In case you don’t know the depth of Dick Van Dyke’s commitment to the public, last month he left his home and handed literal cash to job-seekers affected by the COVID-19 pandemic. The story was something out of a Disney Channel feel-good movie.
While doing errands, Dick walked by the queue for prospective job seekers. Upon witnessing the line, he immediately ran to the cash machine, withdrew money, and began handing it out from a bag through his opened car window. If there was ever a true example of “paying it forward”, it was this day by this legend. The entire scene served as a true testament to his love for the public and desire to always do good.

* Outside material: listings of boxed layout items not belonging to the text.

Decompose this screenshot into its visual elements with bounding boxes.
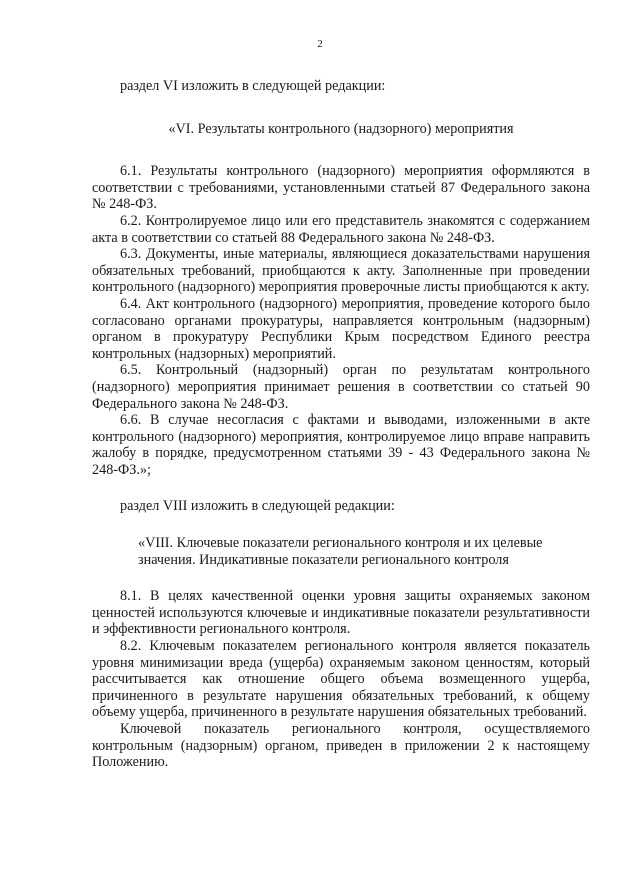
paragraph-6-5: 6.5. Контрольный (надзорный) орган по результатам контрольного (надзорного) мероприятия принимает решения в соответствии со статьей 90 Федерального закона № 248-ФЗ. [92, 362, 590, 412]
section8-intro: раздел VIII изложить в следующей редакции: [120, 498, 395, 515]
paragraph-6-4: 6.4. Акт контрольного (надзорного) мероприятия, проведение которого было согласовано органами прокуратуры, направляется контрольным (надзорным) органом в прокуратуру Республики Крым посредством Единого реестра контрольных (надзорных) мероприятий. [92, 295, 590, 362]
paragraph-6-1: 6.1. Результаты контрольного (надзорного) мероприятия оформляются в соответствии с требованиями, установленными статьей 87 Федерального закона № 248-ФЗ. [92, 163, 590, 213]
paragraph-6-6: 6.6. В случае несогласия с фактами и выводами, изложенными в акте контрольного (надзорного) мероприятия, контролируемое лицо вправе направить жалобу в порядке, предусмотренном статьями 39 - 43 Федерального закона № 248-ФЗ.»; [92, 412, 590, 478]
paragraph-8-1: 8.1. В целях качественной оценки уровня защиты охраняемых законом ценностей используются ключевые и индикативные показатели результативности и эффективности регионального контроля. [92, 588, 590, 638]
paragraph-6-3: 6.3. Документы, иные материалы, являющиеся доказательствами нарушения обязательных требований, приобщаются к акту. Заполненные при проведении контрольного (надзорного) мероприятия проверочные листы приобщаются к акту. [92, 246, 590, 296]
document-body [92, 78, 590, 771]
section6-heading: «VI. Результаты контрольного (надзорного) мероприятия [168, 120, 514, 137]
paragraph-8-2: 8.2. Ключевым показателем регионального контроля является показатель уровня минимизации вреда (ущерба) охраняемым законом ценностям, который рассчитывается как отношение общего объема возмещенного ущерба, причиненного в результате нарушения обязательных требований, к общему объему ущерба, причиненного в результате нарушения обязательных требований. [92, 638, 590, 721]
paragraph-6-2: 6.2. Контролируемое лицо или его представитель знакомятся с содержанием акта в соответствии со статьей 88 Федерального закона № 248-ФЗ. [92, 212, 590, 246]
paragraph-8-3: Ключевой показатель регионального контроля, осуществляемого контрольным (надзорным) органом, приведен в приложении 2 к настоящему Положению. [92, 721, 590, 771]
page-number: 2 [317, 38, 323, 50]
section6-intro: раздел VI изложить в следующей редакции: [120, 78, 386, 94]
section8-heading: «VIII. Ключевые показатели регионального контроля и их целевые значения. Индикативные показатели регионального контроля [138, 535, 543, 568]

Both of those attributes seem like strong resume points for knighthood, no?
If Van Dyke does happen to find himself in the company of the Queen and a sword upon his shoulder, he would be one of many classic American names from the field of entertainment to be honored, like fellow golden age comedy icon, Bob Hope
Regardless of whether he receives the honor or not, Don’t expect to hear “Sir” Dick Van Dyke anytime soon. Recipients can not refer to themselves as “Sir” or, in the case of females honorees, “Dame”. Father, they are permitted to place KBE or DBE after their names in order to signify the honor.